S.142 - Community Economic Assistance Act of 2017115th Congress (2017-2018) |
|Sponsor:||Sen. Casey, Robert P., Jr. [D-PA] (Introduced 01/12/2017)|
|Committees:||Senate - Finance|
|Latest Action:||Senate - 01/12/2017 Read twice and referred to the Committee on Finance. (All Actions)|
This bill has the status Introduced
Here are the steps for Status of Legislation:
- Passed Senate
- Passed House
- To President
- Became Law
Summary: S.142 — 115th Congress (2017-2018)All Information (Except Text)
Introduced in Senate (01/12/2017)
Community Economic Assistance Act of 2017
This bill amends the Internal Revenue Code to provide for the establishment of community economic assistance zones that are eligible for certain tax deductions and credits.
A zone must be nominated by the governor of the state where it is located and designated by the Department of the Treasury.
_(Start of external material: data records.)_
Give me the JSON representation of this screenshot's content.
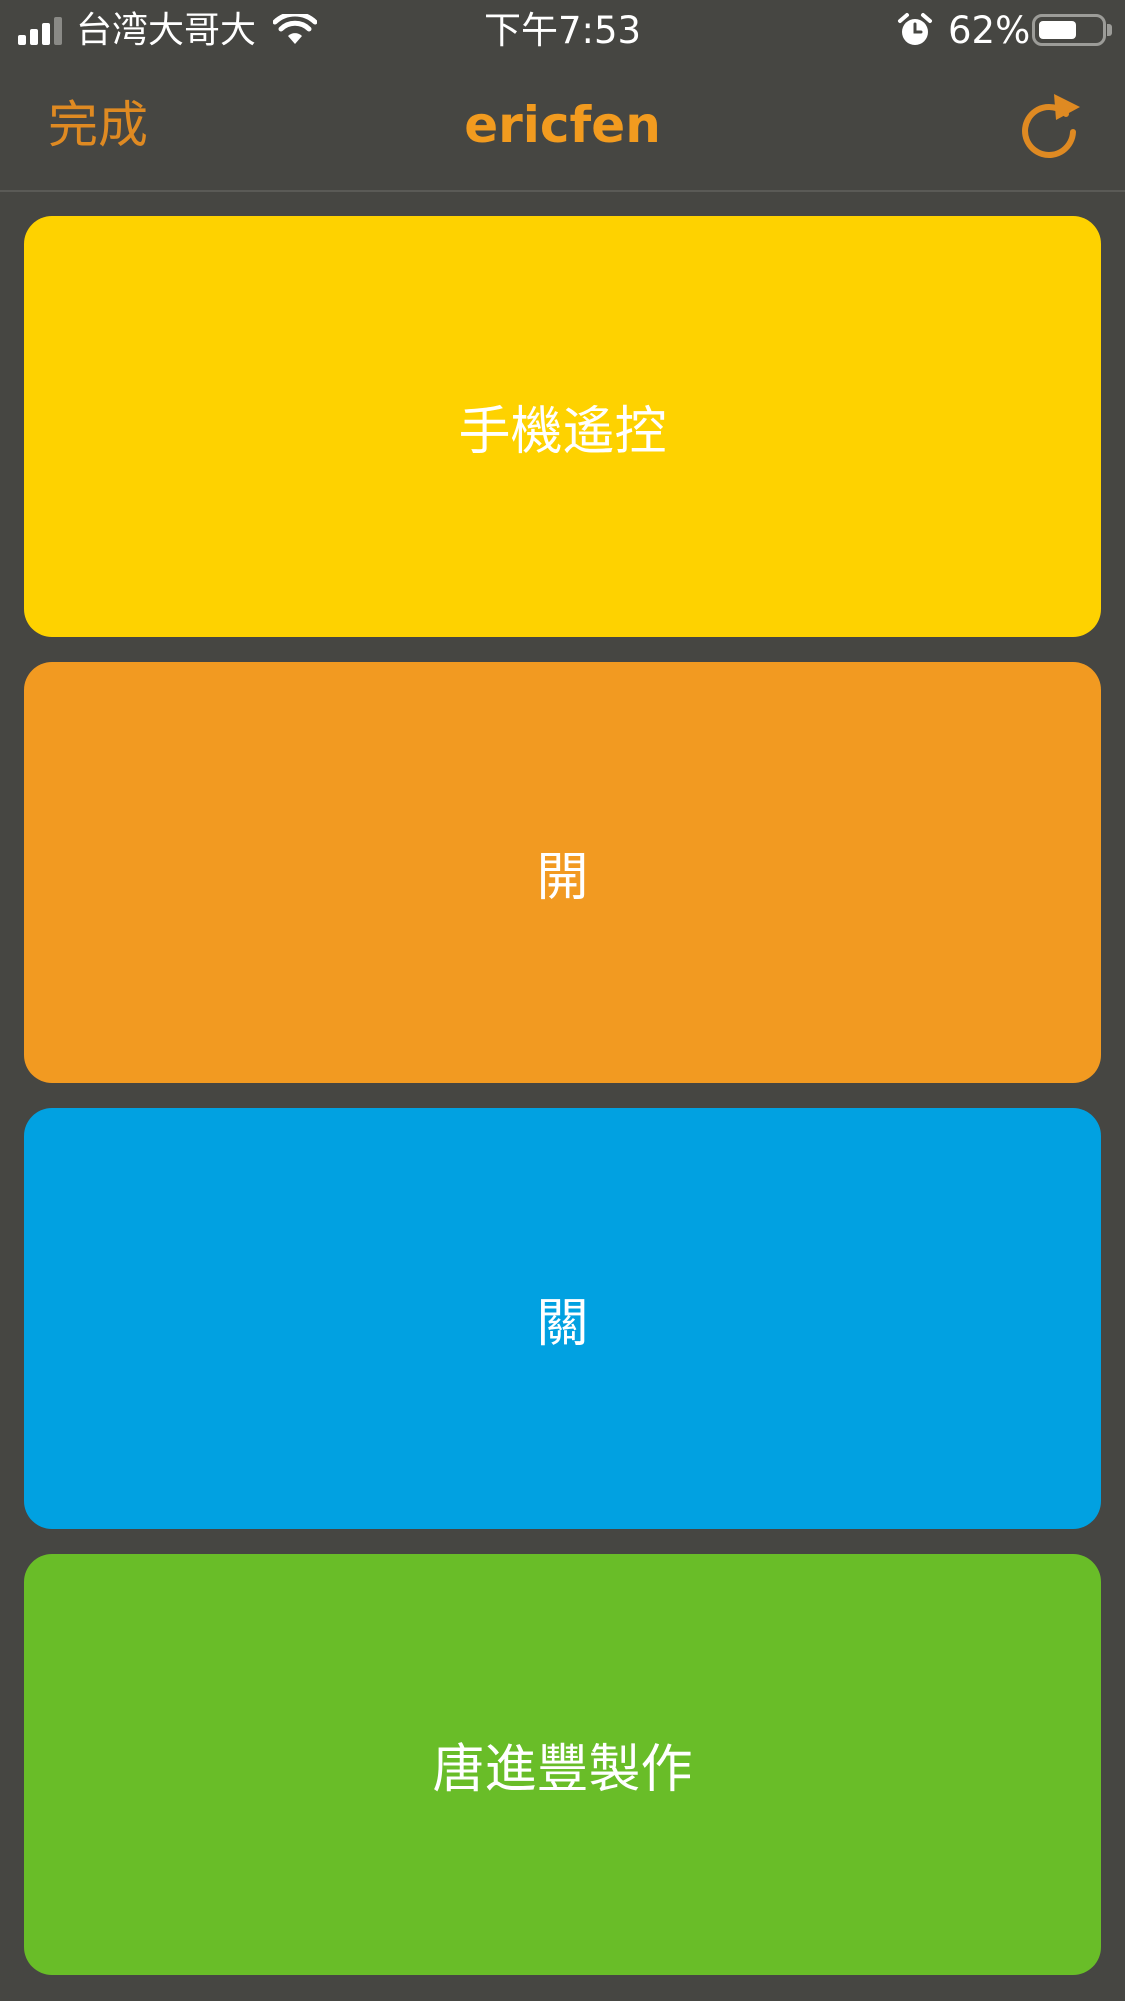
{
  "status_bar": {
    "carrier": "台湾大哥大",
    "time": "下午7:53",
    "battery_percent": "62%",
    "battery_level": 0.62,
    "icons": [
      "signal-icon",
      "wifi-icon",
      "alarm-icon",
      "battery-icon"
    ]
  },
  "nav": {
    "done_label": "完成",
    "title": "ericfen",
    "refresh_icon": "refresh-icon",
    "accent_color": "#f29b1f"
  },
  "tiles": [
    {
      "label": "手機遙控",
      "color": "#fed200"
    },
    {
      "label": "開",
      "color": "#f29a21"
    },
    {
      "label": "關",
      "color": "#01a1e1"
    },
    {
      "label": "唐進豐製作",
      "color": "#69bd28"
    }
  ]
}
A nominated area must:
- have received a Worker Adjustment and Retraining Notification Act notice after December 31, 2014, and met other criteria related to loss of employment;
- have been (or will be) seriously impacted by changes in trade through loss of employment; or
- satisfy at least two specified conditions, including status as an energy-transitioning or low-income community and other factors related to employment and economic activity.
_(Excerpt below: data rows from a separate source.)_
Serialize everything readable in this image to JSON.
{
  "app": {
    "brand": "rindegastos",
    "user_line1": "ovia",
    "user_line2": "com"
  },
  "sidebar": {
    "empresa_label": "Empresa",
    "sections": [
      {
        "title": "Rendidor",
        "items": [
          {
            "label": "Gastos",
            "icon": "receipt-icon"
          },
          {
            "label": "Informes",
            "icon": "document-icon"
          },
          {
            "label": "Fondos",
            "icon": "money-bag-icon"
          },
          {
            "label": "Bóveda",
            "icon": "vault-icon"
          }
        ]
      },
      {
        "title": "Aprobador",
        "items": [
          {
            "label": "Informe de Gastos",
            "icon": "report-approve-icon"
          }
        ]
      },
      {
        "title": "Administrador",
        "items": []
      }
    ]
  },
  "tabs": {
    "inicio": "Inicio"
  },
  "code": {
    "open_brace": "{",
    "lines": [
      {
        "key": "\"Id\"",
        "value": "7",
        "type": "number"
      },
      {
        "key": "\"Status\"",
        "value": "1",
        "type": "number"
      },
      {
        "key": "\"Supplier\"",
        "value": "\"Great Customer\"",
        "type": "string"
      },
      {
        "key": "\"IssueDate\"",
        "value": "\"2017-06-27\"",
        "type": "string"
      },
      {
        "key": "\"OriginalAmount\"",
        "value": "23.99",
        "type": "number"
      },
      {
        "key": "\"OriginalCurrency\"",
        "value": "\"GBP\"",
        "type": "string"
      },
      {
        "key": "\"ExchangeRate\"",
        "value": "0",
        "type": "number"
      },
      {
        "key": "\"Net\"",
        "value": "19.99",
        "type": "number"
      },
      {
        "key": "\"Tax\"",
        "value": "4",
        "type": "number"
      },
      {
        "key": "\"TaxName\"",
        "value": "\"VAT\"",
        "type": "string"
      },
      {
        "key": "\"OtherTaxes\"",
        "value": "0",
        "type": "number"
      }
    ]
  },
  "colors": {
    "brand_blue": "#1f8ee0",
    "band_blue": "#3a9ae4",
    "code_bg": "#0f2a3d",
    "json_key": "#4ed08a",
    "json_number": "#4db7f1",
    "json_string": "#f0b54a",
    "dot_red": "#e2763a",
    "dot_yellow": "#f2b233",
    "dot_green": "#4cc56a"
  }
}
For businesses or individuals located in or investing in a zone, the bill allows:
- an employment tax credit,
- increased expensing,
- nonrecognition of gain from certain investments,
- a 3-year carryback of net operating losses,
- a tax credit for bonds issued for a community economic development plan,
- a 15-year depreciation period for certain rebuilt and retrofitted property,
- an increased deduction for start-up expenditures, and
- an increased new markets tax credit.
Treasury must approve community economic development plans using specified criteria and may award grants for assessments to develop the plans.
The Department of Commerce must deploy teams to provide support and assistance to a region if: (1) it is requested by the governor, and (2) the region is experiencing or threatened with an abrupt rise of unemployment or other specified economic hardships.